3. Create Searchable Notes
Keep notes on what you read. You can do this however you like. It doesn’t need to be a big production or a complicated system. Just do something to emphasize important points and passages. Reading trips for beginners, I do this in different ways depending on the format I’m consuming.
I highlight passages when reading on Kindle.
I type out interesting quotes as I listen to audiobooks.
I dog-ear pages and transcribe notes when reading a print book.
I get my notes into Evernote in three ways:
I. Audiobook: I create a new Evernote file for each book and then type my notes directly into that file as I listen.
II. Ebook: I highlight passages on my Kindle Paperwhite and use a program called Clippings to export all of my Kindle highlights directly into Evernote. Then, I add a summary of the book and any additional thoughts before posting it to my book summaries page.
III. Print: Similar to my audiobook strategy, I type my notes as I read. If I come across a long passage I want to transcribe, I place the book on a book stand as I type. (Typing notes while reading a print book can be annoying because you are always putting the book down and picking it back up, but this is the best solution I’ve found.)
Of course, your notes don’t have to be digital to be “searchable.” For example, you can use Post-It Notes to tag certain pages for future reference. As another option, Ryan Holiday suggests storing each note on an index card and categorizing them by the topic or book.
4. Combine Knowledge Trees
One way to imagine a book is like a knowledge tree with a few fundamental concepts forming the trunk and the details forming the branches. You can learn more and improve reading comprehension by “linking branches” and integrating your current book with other knowledge trees.

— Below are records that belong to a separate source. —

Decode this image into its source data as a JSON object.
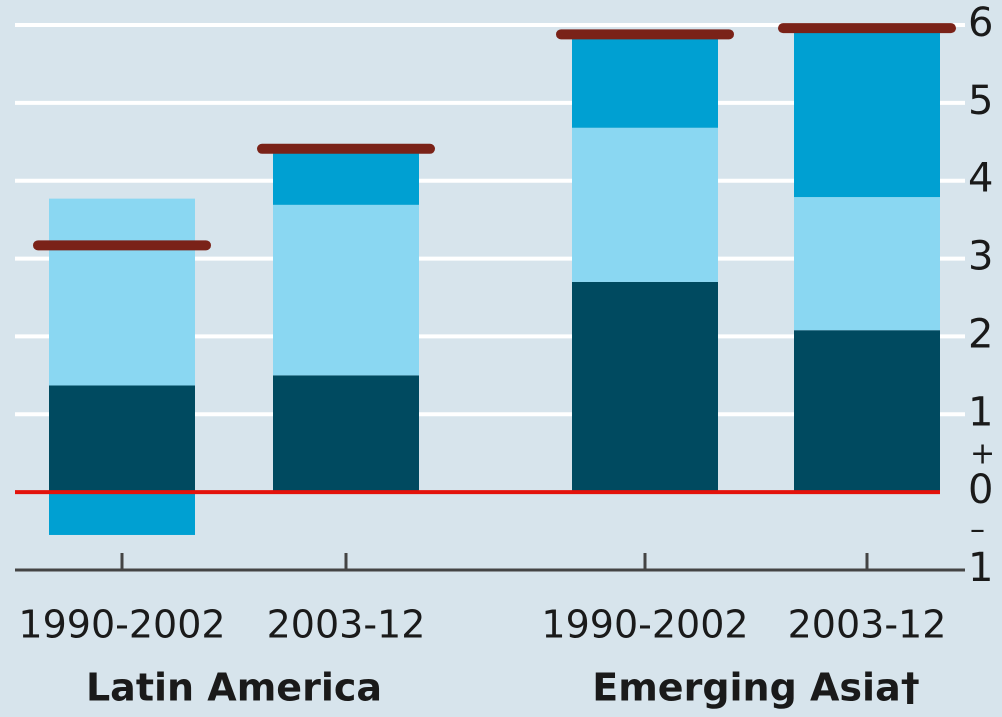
{
  "chart_data": {
    "type": "stacked-bar",
    "categories": [
      "1990-2002",
      "2003-12",
      "1990-2002",
      "2003-12"
    ],
    "groups": [
      {
        "label": "Latin America",
        "members": [
          0,
          1
        ]
      },
      {
        "label": "Emerging Asia†",
        "members": [
          2,
          3
        ]
      }
    ],
    "series": [
      {
        "color": "#004a60",
        "values": [
          1.37,
          1.5,
          2.7,
          2.08
        ]
      },
      {
        "color": "#8ad7f2",
        "values": [
          2.4,
          2.19,
          1.98,
          1.71
        ]
      },
      {
        "color": "#00a0d2",
        "values": [
          -0.55,
          0.69,
          1.18,
          2.13
        ]
      }
    ],
    "markers": {
      "color": "#7a2218",
      "values": [
        3.17,
        4.41,
        5.88,
        5.96
      ]
    },
    "ylim": [
      -1,
      6
    ],
    "yticks": [
      {
        "value": -1,
        "label": "1"
      },
      0,
      1,
      2,
      3,
      4,
      5,
      6
    ],
    "sign_labels": [
      "+",
      "–"
    ],
    "grid": true,
    "zero_line_color": "#e3120b"
  }
}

- While reading The Tell-Tale Brain by neuroscientist V.S. Ramachandran, I discovered that one of his key points connected to a previous idea I learned from social work researcher Brené Brown.
- In my notes for The Subtle Art of Not Giving a F*CK, I noted how Mark Manson’s idea of “killing yourself” overlaps with Paul Graham’s essay on keeping your identity small. Reading trips for beginners
5. Write A Short Summary and effective reading
As soon as I finish a book, I challenge myself to summarize the entire text in just three sentences. This constraint is just a game, of course, but it forces me to consider what was really important about the book.
Some questions I consider when summarizing a book include:
- What are the main ideas?
- If I implemented one idea from this book right now, which one would it be?
- How would I describe the book to a friend?
In many cases, I find that I can usually get just as much useful information from reading my one-paragraph summary and reviewing my notes as I would if I read the entire book again. effective reading
6. Surround The Topic and effective reading
I often think of the quote by Thomas Aquinas, “Beware the man of a single book.”
If you only read one book on a topic and use that as the basis for your beliefs for an entire category of life, well, how sound are those beliefs? How accurate and complete is your knowledge?
Reading a book takes effort, but too often, people use one book or one article as the basis for an entire belief system. This is even more true (and more difficult to overcome) when it comes to using our one, individual experience as the basis for our beliefs. As Morgan Housel noted, “Your personal experiences makeup maybe 0.00000001% of what’s happened in the world but maybe 80% of how you think the world works. We’re all biased to our own personal history.” effective reading
One way to attack this problem is to read a variety of books on the same topic. Dig in from different angles, look at the same problem through the eyes of various authors, and try to transcend the boundary of your own experience.